Balancing most common words vs sentences number

Hi all,

One of the things we are realizing when getting sentences from big sources (like wikipedia) is that, in general, they contain complex words (or foreign ones) that are not optimal for a user experience when reading on the app.

To tackle this issue we have been evaluating filtering them from known lists of most common words from a specific language, removing all foreign words and reducing most complex words we don’t use in day to day speaking.

The issue is that, applying this, greatly reduces the number of available sentences from certain sources, and we still need to have around 1,8M for 2000 hours.

An alternative here has been using vectors to generate new sentences from the existing ones, just replacing one word with other that are usually together the previous/next one.

I would like to open this conversation to get feedback from experts in the field, working with sentences in different languages. What would you consider ideal here? Are there other options we are not considering to balance the sentences we can get vs the ones we need?

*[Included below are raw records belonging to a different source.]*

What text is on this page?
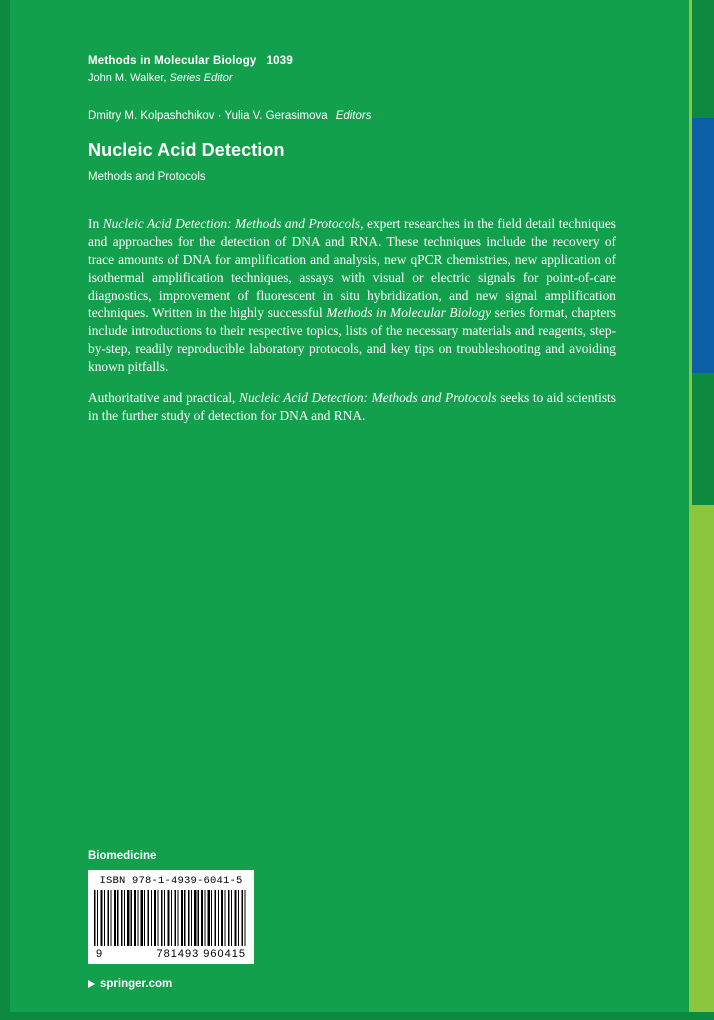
Methods in Molecular Biology 1039
John M. Walker, Series Editor
Dmitry M. Kolpashchikov · Yulia V. Gerasimova Editors
Nucleic Acid Detection
Methods and Protocols

In Nucleic Acid Detection: Methods and Protocols, expert researches in the field detail techniques and approaches for the detection of DNA and RNA. These techniques include the recovery of trace amounts of DNA for amplification and analysis, new qPCR chemistries, new application of isothermal amplification techniques, assays with visual or electric signals for point-of-care diagnostics, improvement of fluorescent in situ hybridization, and new signal amplification techniques. Written in the highly successful Methods in Molecular Biology series format, chapters include introductions to their respective topics, lists of the necessary materials and reagents, step-by-step, readily reproducible laboratory protocols, and key tips on troubleshooting and avoiding known pitfalls.

Authoritative and practical, Nucleic Acid Detection: Methods and Protocols seeks to aid scientists in the further study of detection for DNA and RNA.

Biomedicine
ISBN 978-1-4939-6041-5
9	781493 960415
springer.com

One simple idea would be to take a corpus of “everyday” language (or whichever is your target domain) and make a frequency list and basically exclude anything in Wikipedia which includes words beneath a certain rank. I’m not sure how well it would work in practice, but it would certainly be a reasonable baseline.

Foreign doesn’t always mean unpronounceable and some non-English terms are in common use among English speakers (e.g. a la carte, coup d’etat), so removing all of these may not be the best approach. Plus I think it’s good to have coverage of major country / city names.

A simple way of doing this would be to filter all foreign letter sequences and then have a whitelist for common words / phrases that might otherwise be stripped out.

However, what I’ve found when validating is that the best indicator of whether a user will get a sentence right is the overall complexity of the entire sentence, not necessarily the complexity of a specific word. So users do better on a sentence with one foreign word than they do with two, and the success rate for three or more seems to be pretty close to zero. (The same also applies to long words.)

So some kind of sentence scoring system would be better IMO. It could score sentences based on the number of words overall, the number of foreign letter sequences and the number of long words, especially the length of words containing foreign letter sequences. Such a system would be more forgiving of words like “Hawaii” which don’t obey traditional English rules but are in common use and easy for English speakers to pronounce.

(As a side note, I could have decreased the max length of a word on my validation script but chose not to because I felt it stripped out too many perfectly pronounceable words - a lot of which hit the length limit because they were extended by “ing” or “ed”. So maybe a word length algorithm should take into account the length before common suffixes.)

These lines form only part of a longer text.